Jane to herself: He is not of your order: keep to your caste, and be too self-respecting to lavish the love of the whole heart, soul, and strength, where such a gift is not wanted and would be despised.
And then there is a very large amount of pages of them having witty banter, one-sided conversations of Mr Rochester saying lots of stuff, and how Jane feels about it all. I could not unlove him now, merely because I found that he had ceased to notice me. Mr Rochester throws Jane off for a while by showing an intense interest in a young woman named Blanche, who is one of the "pretty people". But it's all a (stupid) ruse because Rochester has fallen for Jane as well.
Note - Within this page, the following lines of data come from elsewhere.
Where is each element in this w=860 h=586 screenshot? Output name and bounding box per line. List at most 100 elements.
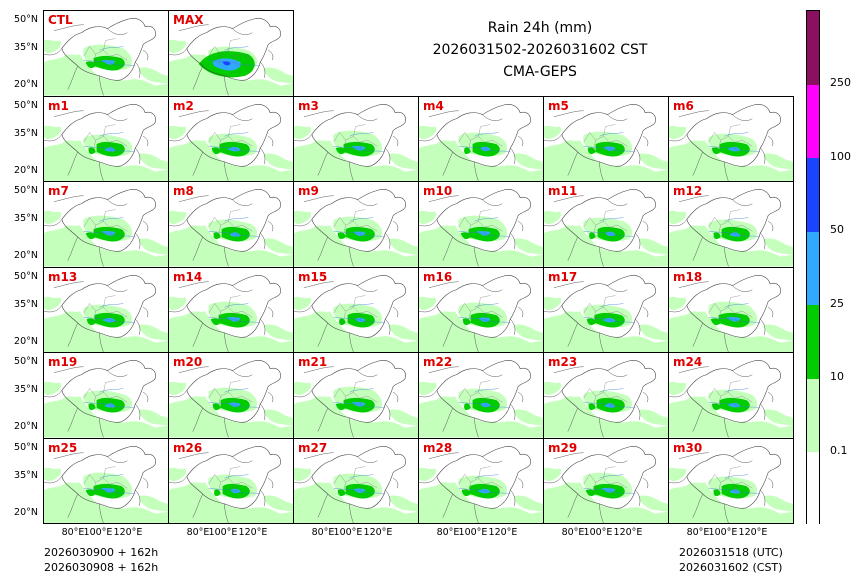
title-line-1: Rain 24h (mm) xyxy=(487,20,593,36)
x-tick-label: 80°E xyxy=(561,527,585,538)
map-panel: CTL xyxy=(43,10,169,97)
x-tick-label: 120°E xyxy=(238,527,268,538)
panel-label: m15 xyxy=(298,269,328,284)
map-panel: m4 xyxy=(418,95,544,182)
panel-label: m3 xyxy=(298,98,319,113)
colorbar-segment xyxy=(807,11,819,85)
panel-label: m28 xyxy=(423,440,453,455)
panel-label: m22 xyxy=(423,355,453,369)
panel-label: m20 xyxy=(173,355,203,369)
map-panel: m28 xyxy=(418,437,544,524)
map-panel: m26 xyxy=(168,437,294,524)
panel-label: m2 xyxy=(173,98,194,113)
valid-time-utc: 2026031518 (UTC) xyxy=(679,546,783,559)
map-panel: m27 xyxy=(293,437,419,524)
panel-label: m11 xyxy=(548,184,578,198)
colorbar xyxy=(806,10,820,526)
panel-label: m25 xyxy=(48,440,78,455)
colorbar-level-label: 25 xyxy=(830,296,844,310)
x-tick-label: 100°E xyxy=(208,527,238,538)
y-tick-label: 50°N xyxy=(14,14,38,26)
map-panel: m17 xyxy=(543,266,669,353)
x-tick-label: 100°E xyxy=(83,527,113,538)
map-panel: m22 xyxy=(418,352,544,439)
colorbar-segment xyxy=(807,157,819,232)
map-panel: m3 xyxy=(293,95,419,182)
y-tick-label: 20°N xyxy=(14,421,38,433)
x-tick-label: 120°E xyxy=(613,527,643,538)
map-panel: m23 xyxy=(543,352,669,439)
colorbar-segment xyxy=(807,378,819,453)
panel-label: m10 xyxy=(423,184,453,198)
y-tick-label: 20°N xyxy=(14,250,38,262)
colorbar-level-label: 50 xyxy=(830,223,844,237)
x-tick-label: 120°E xyxy=(113,527,143,538)
map-panel: m7 xyxy=(43,181,169,268)
panel-label: m7 xyxy=(48,184,69,198)
panel-label: CTL xyxy=(48,13,73,27)
panel-label: m14 xyxy=(173,269,203,284)
map-panel: m24 xyxy=(668,352,794,439)
panel-label: m5 xyxy=(548,98,569,113)
x-tick-label: 100°E xyxy=(458,527,488,538)
colorbar-segment xyxy=(807,451,819,526)
colorbar-level-label: 250 xyxy=(830,76,851,90)
y-tick-label: 35°N xyxy=(14,384,38,396)
map-panel: m9 xyxy=(293,181,419,268)
map-panel: m21 xyxy=(293,352,419,439)
y-tick-label: 50°N xyxy=(14,356,38,368)
map-panel: m18 xyxy=(668,266,794,353)
panel-label: m21 xyxy=(298,355,328,369)
x-tick-label: 100°E xyxy=(708,527,738,538)
panel-label: m13 xyxy=(48,269,78,284)
x-tick-label: 120°E xyxy=(488,527,518,538)
y-tick-label: 35°N xyxy=(14,127,38,139)
y-tick-label: 35°N xyxy=(14,298,38,310)
map-panel: m5 xyxy=(543,95,669,182)
y-tick-label: 35°N xyxy=(14,213,38,225)
colorbar-level-label: 100 xyxy=(830,149,851,163)
panel-label: m9 xyxy=(298,184,319,198)
title-line-3: CMA-GEPS xyxy=(503,64,577,80)
panel-label: m26 xyxy=(173,440,203,455)
map-panel: m25 xyxy=(43,437,169,524)
map-panel: m8 xyxy=(168,181,294,268)
y-tick-label: 20°N xyxy=(14,506,38,518)
panel-label: m6 xyxy=(673,98,694,113)
map-panel: MAX xyxy=(168,10,294,97)
colorbar-level-label: 10 xyxy=(830,370,844,384)
panel-label: m24 xyxy=(673,355,703,369)
map-title: Rain 24h (mm) 2026031502-2026031602 CST … xyxy=(380,20,700,90)
map-panel: m29 xyxy=(543,437,669,524)
panel-label: m17 xyxy=(548,269,578,284)
map-panel: m12 xyxy=(668,181,794,268)
x-tick-label: 80°E xyxy=(311,527,335,538)
map-panel: m6 xyxy=(668,95,794,182)
panel-label: m27 xyxy=(298,440,328,455)
title-line-2: 2026031502-2026031602 CST xyxy=(432,42,648,58)
panel-label: m30 xyxy=(673,440,703,455)
map-panel: m2 xyxy=(168,95,294,182)
panel-label: m16 xyxy=(423,269,453,284)
panel-label: m12 xyxy=(673,184,703,198)
panel-label: m23 xyxy=(548,355,578,369)
colorbar-segment xyxy=(807,304,819,379)
y-tick-label: 50°N xyxy=(14,441,38,453)
colorbar-segment xyxy=(807,84,819,159)
panel-label: m29 xyxy=(548,440,578,455)
init-time-cst: 2026030908 + 162h xyxy=(44,561,159,574)
y-tick-label: 35°N xyxy=(14,42,38,54)
y-tick-label: 35°N xyxy=(14,469,38,481)
y-tick-label: 50°N xyxy=(14,270,38,282)
y-tick-label: 20°N xyxy=(14,79,38,91)
x-tick-label: 120°E xyxy=(363,527,393,538)
x-tick-label: 80°E xyxy=(436,527,460,538)
x-tick-label: 80°E xyxy=(686,527,710,538)
panel-label: MAX xyxy=(173,13,204,27)
map-panel: m19 xyxy=(43,352,169,439)
panel-label: m1 xyxy=(48,98,69,113)
map-panel: m1 xyxy=(43,95,169,182)
map-panel: m30 xyxy=(668,437,794,524)
colorbar-segment xyxy=(807,231,819,306)
panel-label: m8 xyxy=(173,184,194,198)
Rochester to Jane: "I sometimes have a queer feeling with regard to you-especially when you are near to me, as now: it is as if I had a string somewhere under my left ribs, tightly and inextricably knotted to a similar string situated in the corresponding quarter of your little frame."
This review is so long already, y'all, and I haven't even gotten to the weird parts yet! Let's speed it up, okay? Rochester loves Jane, Jane loves Rochester, he asks her to marry him, she refuses because she's a lowly servant, he doesn't care, convinces her, Mrs Fairfax disapproves, there's a fire in Rochester's bedroom, someone is messing with Jane, Rochester tells her it's all cool, the wedding day comes, and welcome to Crazy Town, population 2: Mr Rochester and his FIRST WIFE THAT HE KEEPS LOCKED UP IN THE ATTIC. Yes, I had to do all CAPS on that, I'm sorry. This is so weird, it doesn't even feel like the same story. Rochester claims it's all perfectly innocent and acceptable, because the first wife is unhinged and mentally ill. And he still wants Jane to stay and be his mistress. Of course, Jane freaks and runs off.
Jane to Rochester: "Do you think I can stay to become nothing to you? Do you think I am an automaton?-a machine without feelings? Do you think, because I am poor, obscure, plain, and little, I am soulless and heartless? You think wrong!-I have as much soul as you-and full as much heart! And if God had gifted me with some beauty and much wealth, I should have made it as hard for you to leave me, as it is now for me to leave you."
She travels across the countryside for days and nights and ends up on the doorstep, starving and sick, of the Rivers siblings. Spoiler alert: she's related to them. She convalesces there for a month or so and thanks to St John, the eldest sibling, gets a job in the local town as a schoolteacher. And then there's more weird when he asks her to go on a missionary trip with him to the Middle East...as his wife. She's come to think of him as a brother (she doesn't know she's related yet) and still loves Rochester, so she's like "uh, no. But I'll go as your sister." He refuses and says it's her duty and her mission, etc...She still refuses and around that time, gets a letter forwarded from the Rochester house about a distant uncle who died and left her a ton of money. Then it all comes out that she and the Rivers' are cousins, Jane is ecstatic to finally have family, and she splits the money with them.
Finally, Jane gets happy with her money, decides she is worthy of Rochester and still loves him and needs to see him again, so she takes the trip back to him. There, she finds the house burned to the ground and no one around. She learns from the locals that Rochester was badly injured trying to save his crazy wife but she died and now he is blind and missing a hand and living in the woods somewhere. She runs to him and vows never to leave him again and all that mushy stuff. He can't believe his ears at first, thinking her a spirit that he called to him, but he comes around and asks her to marry him again. She says yes, of course, and then spends the last chapter of the book talking about St John. More weird, right? And that's it, thank you very much. Why do I always spend the most amount of time on the books I don't like that much? Strange.